Olay yeri incelemesi 27 Eylül'de yapıldı. Akabinde bu metruk bina
yıkıldı. Aile, Rabia Naz'ın bu metruk binaya götürüldüğünü iddia
ediyor. Metruk binanın yıkılmasına yönelik olarak savcının sözlü
talimatı yeterli denilse de bunu asla bir hukukçu olarak kabul
etmiyorum. Bu kadar önemli bir soruşturmada, bu kadar önemli olan
bir delilin ortadan kaldırılması, hukuk kurallarını hiçe saymaktır.

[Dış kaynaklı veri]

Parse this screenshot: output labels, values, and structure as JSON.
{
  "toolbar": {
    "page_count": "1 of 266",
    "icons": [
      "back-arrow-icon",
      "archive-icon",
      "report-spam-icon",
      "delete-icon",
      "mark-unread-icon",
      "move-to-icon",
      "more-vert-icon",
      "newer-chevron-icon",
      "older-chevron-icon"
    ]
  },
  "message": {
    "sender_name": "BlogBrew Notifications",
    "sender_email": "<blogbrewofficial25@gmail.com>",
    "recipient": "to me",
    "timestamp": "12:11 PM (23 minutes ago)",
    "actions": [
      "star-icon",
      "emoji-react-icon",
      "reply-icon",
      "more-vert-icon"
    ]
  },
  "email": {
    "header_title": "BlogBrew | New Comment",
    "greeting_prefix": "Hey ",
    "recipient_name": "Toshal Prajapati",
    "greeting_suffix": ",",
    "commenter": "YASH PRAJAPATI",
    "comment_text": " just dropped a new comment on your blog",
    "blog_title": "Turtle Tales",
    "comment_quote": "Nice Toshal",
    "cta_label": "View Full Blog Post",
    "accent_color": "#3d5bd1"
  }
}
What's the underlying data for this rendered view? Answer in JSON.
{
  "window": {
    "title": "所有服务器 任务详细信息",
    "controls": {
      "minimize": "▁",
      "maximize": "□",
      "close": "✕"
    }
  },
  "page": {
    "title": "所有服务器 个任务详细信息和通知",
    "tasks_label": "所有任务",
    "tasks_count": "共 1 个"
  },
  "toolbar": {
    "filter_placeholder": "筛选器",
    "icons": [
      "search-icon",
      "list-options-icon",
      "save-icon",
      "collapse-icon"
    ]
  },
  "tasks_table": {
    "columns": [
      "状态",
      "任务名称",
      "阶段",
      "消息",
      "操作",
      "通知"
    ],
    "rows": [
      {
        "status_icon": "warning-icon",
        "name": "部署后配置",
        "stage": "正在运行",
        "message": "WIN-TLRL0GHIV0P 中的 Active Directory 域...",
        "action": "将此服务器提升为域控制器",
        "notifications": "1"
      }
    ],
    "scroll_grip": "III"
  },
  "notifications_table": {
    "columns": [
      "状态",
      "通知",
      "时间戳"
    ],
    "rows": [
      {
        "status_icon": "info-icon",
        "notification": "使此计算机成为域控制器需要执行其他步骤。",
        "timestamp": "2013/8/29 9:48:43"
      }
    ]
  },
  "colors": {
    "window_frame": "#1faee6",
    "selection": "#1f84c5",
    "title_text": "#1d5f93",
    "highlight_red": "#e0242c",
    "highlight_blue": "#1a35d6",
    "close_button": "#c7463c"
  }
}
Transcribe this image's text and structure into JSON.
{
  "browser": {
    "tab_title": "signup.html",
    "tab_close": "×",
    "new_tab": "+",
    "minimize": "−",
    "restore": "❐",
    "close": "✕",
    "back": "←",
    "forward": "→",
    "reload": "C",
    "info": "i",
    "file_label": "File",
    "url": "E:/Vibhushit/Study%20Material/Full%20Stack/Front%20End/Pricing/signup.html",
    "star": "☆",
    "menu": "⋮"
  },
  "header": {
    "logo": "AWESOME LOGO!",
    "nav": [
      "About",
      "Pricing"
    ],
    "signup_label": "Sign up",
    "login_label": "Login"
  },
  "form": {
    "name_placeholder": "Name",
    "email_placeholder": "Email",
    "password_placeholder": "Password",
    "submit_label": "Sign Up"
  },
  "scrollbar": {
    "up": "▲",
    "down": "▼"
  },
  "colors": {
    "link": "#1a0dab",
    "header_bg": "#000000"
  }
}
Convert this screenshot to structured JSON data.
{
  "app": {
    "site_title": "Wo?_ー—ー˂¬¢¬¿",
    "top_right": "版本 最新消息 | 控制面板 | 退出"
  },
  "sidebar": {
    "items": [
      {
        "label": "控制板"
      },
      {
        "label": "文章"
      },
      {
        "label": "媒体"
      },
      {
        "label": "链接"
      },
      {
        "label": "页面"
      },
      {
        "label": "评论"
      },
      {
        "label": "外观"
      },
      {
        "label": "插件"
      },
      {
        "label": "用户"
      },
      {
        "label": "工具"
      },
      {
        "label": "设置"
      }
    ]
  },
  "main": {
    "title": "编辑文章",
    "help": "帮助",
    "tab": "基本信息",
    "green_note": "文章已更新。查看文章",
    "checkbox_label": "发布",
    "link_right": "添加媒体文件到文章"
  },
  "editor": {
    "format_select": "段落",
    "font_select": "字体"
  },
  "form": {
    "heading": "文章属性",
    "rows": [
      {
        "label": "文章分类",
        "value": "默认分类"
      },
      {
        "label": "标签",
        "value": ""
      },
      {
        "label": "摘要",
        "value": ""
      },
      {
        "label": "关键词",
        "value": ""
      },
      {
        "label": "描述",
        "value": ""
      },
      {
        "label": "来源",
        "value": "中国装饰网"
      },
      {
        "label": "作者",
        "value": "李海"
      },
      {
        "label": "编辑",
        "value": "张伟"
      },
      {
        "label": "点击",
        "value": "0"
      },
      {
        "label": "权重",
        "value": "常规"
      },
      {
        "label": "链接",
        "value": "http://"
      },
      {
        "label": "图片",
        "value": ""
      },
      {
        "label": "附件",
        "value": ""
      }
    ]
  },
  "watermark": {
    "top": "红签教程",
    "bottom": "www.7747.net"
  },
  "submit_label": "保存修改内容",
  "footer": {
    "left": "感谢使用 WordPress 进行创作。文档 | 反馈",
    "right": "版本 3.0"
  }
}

Soruşturma tamamlanıncaya kadar yıkımın durdurulmasına karar veren
savcılık makamı, neden sözlü bir talimatla polis memurlarına
buranın yıkılmasına yönelik işlem yapılmasına izin vermiştir. Bunun
açıklanmasını istiyoruz. Zaten dosyada mevcut tanıkların da
beyanları doğrultusunda çocuğun üzerindeki bazı talaş, saman ve
fare yemiş gazete parçaları vardı. Çocuğun metruk ev
çevresinde görüldüğüne dair bir tanık var. Baba, o yol
üzerindeki metruk binaya gidiyor ve aynı talaş parçalarını da orada
görüyor. Dosyada keşif anında dinlenen tanık ambulans şoförü de
çocuğun üzerindeki talaş parçaları ile o evdeki talaş parçalarıyla
birebir aynı olduğunu mahkeme huzurunda da söylüyor."
'O ÇOCUK O ÇATIYA HİÇBİR ZAMAN ÇIKMADI'
31 Ekim tarihinde yeniden keşif yapıldığını hatırlatan Kılıç,
"Keşif mahallinde 16,85 metre yükseklikten bir çuval atıldı. O
çuval atılırken annenin gözlerine bakamadım bile. Çünkü polis
memurları çuval atılırken adeta eğlenerek attılar. Bu çok çirkin,
vicdansız ve kabul edilemez bir şekilde yapıldı. Elbette biz maket
attırmasını da bilirdik, ama maalesef ki keşif kararının alınması
bile bizim için bir hukuk savaşını kazanma şeklindeydi. Keşiften
sonra raporu bekledik. Rapor geldikten sonra 20 Kasım'da dosyanın
Adli Tıp'a gönderilmesini istedik. Dosyadaki tanıkların çelişkili
ifadelerini açıkça ortaya koyduk. Bu tanıkların tekrar dinlemesini
talep ettik ve bu taleplerimiz maalesef yerine getirilmedi. Bu
soruşturmada kolluk kuvvetleri kesinlikle görevlerini yerine
getirmemişlerdir. Görevlerini yerine getirmek bir yana suç
işlemişlerdir, delil karartmışlardır ve dosyayı kapatmaya
çalışmışlardır. Tek istediğimiz Rabia Naz'a ne olduğu, oraya kim
tarafından getirildiğini öğrenmektir. Şimdi yumuşatılmaya
çalışılıyor, 'çocuk çatıdan düştü mü?' O çocuk o çatıya hiçbir
zaman çıkmadı" ifadelerini kullandı.